The state Supreme Court, the State Bar of California and about 9,000 recent law school graduates find themselves in a jam. It is almost the traditional time for the July bar exam, the annual hazing ritual that determines whether students have wasted three years of their lives or, instead, will be licensed and begin their legal careers.
But we’re in the midst of a pandemic. There’s no way those thousands of prospective attorneys are going to be jammed into convention centers and hotel ballrooms around the state for two days of test-taking in close quarters, with face masks or without. The exam has been scrapped, so what now? Every option would heap additional headaches on the legal and testing industries and additional hardships on law graduates.
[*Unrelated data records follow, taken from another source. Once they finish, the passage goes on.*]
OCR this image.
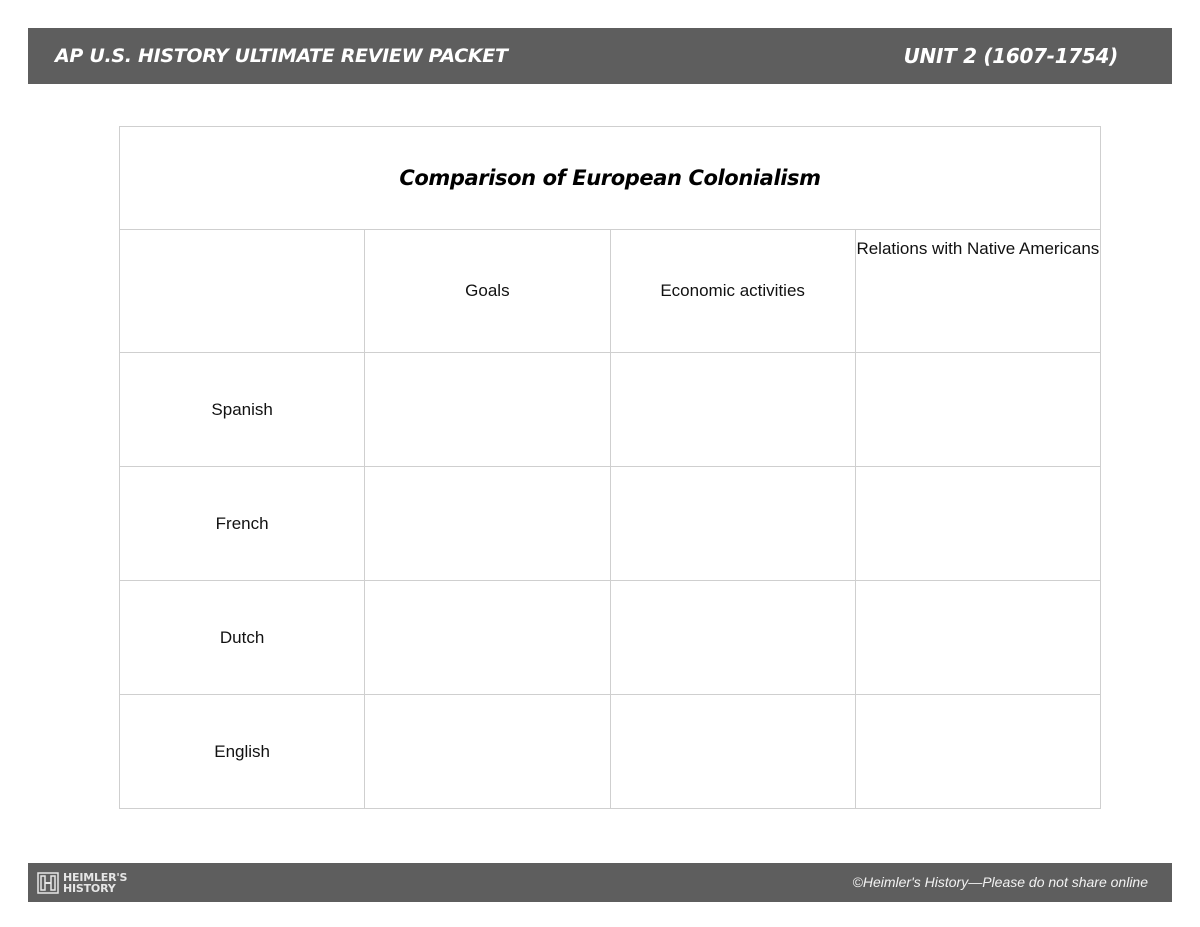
AP U.S. HISTORY ULTIMATE REVIEW PACKET	UNIT 2 (1607-1754)
Comparison of European Colonialism			
	Goals	Economic activities	Relations with Native Americans
Spanish			
French			
Dutch			
English			
HEIMLER'S
HISTORY	©Heimler's History—Please do not share online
Delayed exams mean additional months in which trained lawyers can’t practice their profession, can’t earn their living and can’t begin paying back the student loans that many have amassed. Online exams pose a host of technical problems and, depending on how and when they are administered, call into question the validity of the results. October exams mean scoring won’t be completed until mid-January — too late for unsuccessful applicants to study effectively for the February do-over.
The best of the bad options is to grant provisional licenses to members of the class of 2020 right away, without tests, and allow them to practice their new profession and earn their living under the supervision of lawyers who were licensed in the old-fashioned way. Their licenses would be valid until they could take an online bar exam in October or the traditional in-person exam next year, or whenever it can next be safely administered.